I don't understand blokes with enormous wages expecting their wives to go 50/50 on bills not caring if they have disposable income or savings as if they were in a bloody house share with an acquaintance!

Honeycrisp · 19/12/2024 19:35

It's one pot in this house, and I wouldn't be paying 50/50 in a marriage when there was such massive disparity in both salaries and house/child stuff. That's your big problem, not whether you have a joint account or not.

For us, we have a joint account but it only gets used for bills. Both own personal accounts otherwise. It's just the way we like it.

Mamana127 · 19/12/2024 19:36

OhBling · 19/12/2024 16:43

Do you even know what the bills are? You're just ransferring money to him with no insight into what that money is for or how much you're paying, you have no insight into what he spends money onm? I think this all sounds very worrying and not healthy at all.

DH and I just have one account and all spending comes out of that. I understand not everyone like that system which is fine. But surely no matter what you should dhave broad visibility?

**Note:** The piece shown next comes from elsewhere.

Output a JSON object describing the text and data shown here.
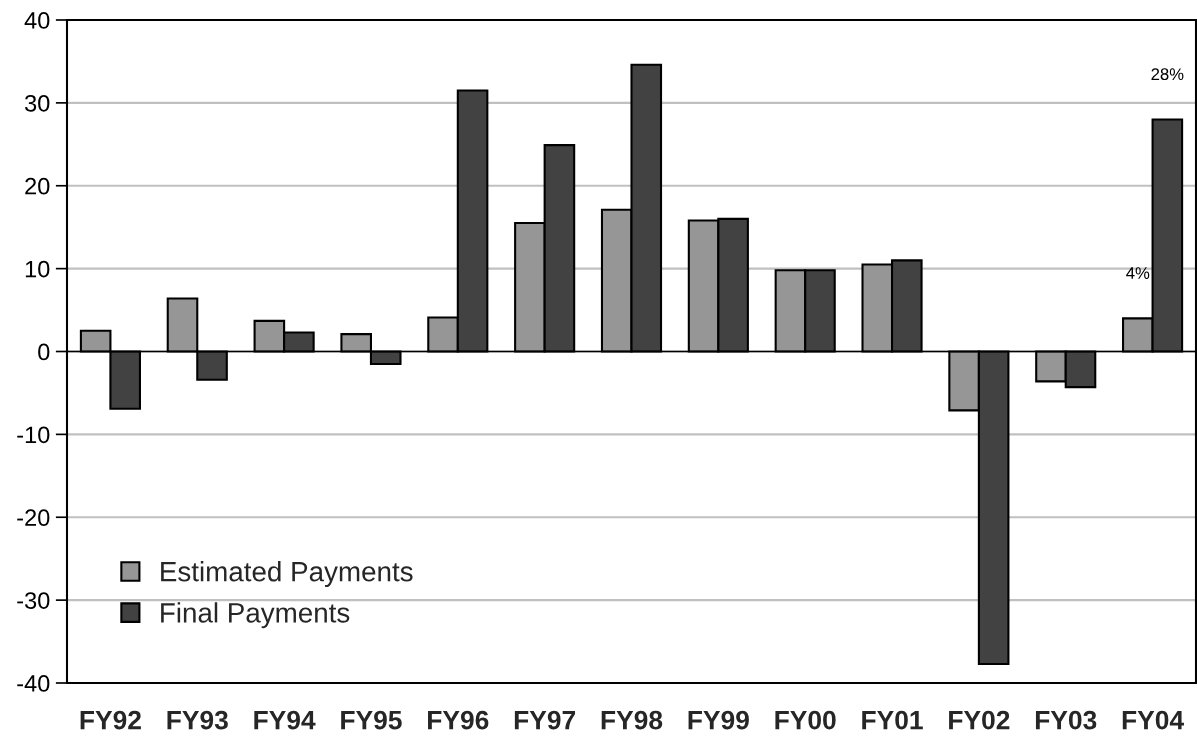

This all sounds very worrying to me and like you are likely subisidising him, which is bad enough, x100 considering he earns more.

No I have access to all bills and check to make sure they are paid and they are paid promptly.

OP posts:
GoBackToTheStart · 19/12/2024 21:43

We (newly married but together for 10 years) have personal accounts, personal savings, joint savings, and a joint "everything" account. We contribute 50-50 to the joint account every month.

I earn about 65% of Dp's salary, but it's still a decent salary. Dp's is just high.
Anything for both of us, or anything for general life for one of us that isn't "luxury" comes from the joint account. If it runs low, we top it up from the joint savings. If that runs low (fairly regular occurrence when big expenditure like car fixes etc come out), Dp tops it up. He also overpays the mortgage every now and then.

We recently went on a big holiday - Dp covered the vast majority of it, and does every time we go away. If I want something expensive, Dp tells me to get it on the joint account and ends up topping it up. So on the face of it, it's unequal because I have a lower salary but pay 50% of bills, but Dp ends up spending an awful lot more on both of us without complaint. He's also given me money for my savings to make use of ISA caps etc.

It works well for us, and while I don't know what he has in his account at any one time, nor does he know what's in mine, neither of us would let the other go without, nor would we let the other fritter money away.

Imissmypuppy · 19/12/2024 22:06

I think you should insist on an honest conversation. My parents argued about money for decades and I was insistent that dh and I were honest about it and that it wasn't a source of friction. DH is a high earner but that is neither here nor there - we intended to live a lifetime together - financial decisions are joint even if you don't have a joint bank account, they affect the whole family - they merit discussion.

Oblomov24 · 19/12/2024 22:17

We have a joint account which everything goes in, and out. We both spend whatever we want without even asking, but then neither of us is high-maintenance, nor silly, and we haven't had a crossed word about money in 30 years.

Calmhappyandhealthy · 20/12/2024 05:40

Mamana127 · 19/12/2024 13:59

I’m the same I’m a medium spender but DH doesn’t buy anything at all he will fix until it can’t be fixed which is good for the environment but sometimes you just need that new lamp don’t you 😂. But I’m abit worried about what he is doing with his extra money, I feel like he says that so that I don’t expect him to pay more. I never complain I don’t have money ever if we need anything like milk etc I get it. We do a monthly food shop and we share the bill.

If I were you, OP, I'd be rather concerned about your DH and his money and his attitude to you and money

snowlaser · 20/12/2024 13:08

We are married with two children. We have a joint account we both pay into monthly and also individual accounts where we keep the rest. I earn about 60% of the household income and my wife 40% so we split bills 60/40 (we have a spreadsheet to check it all works out).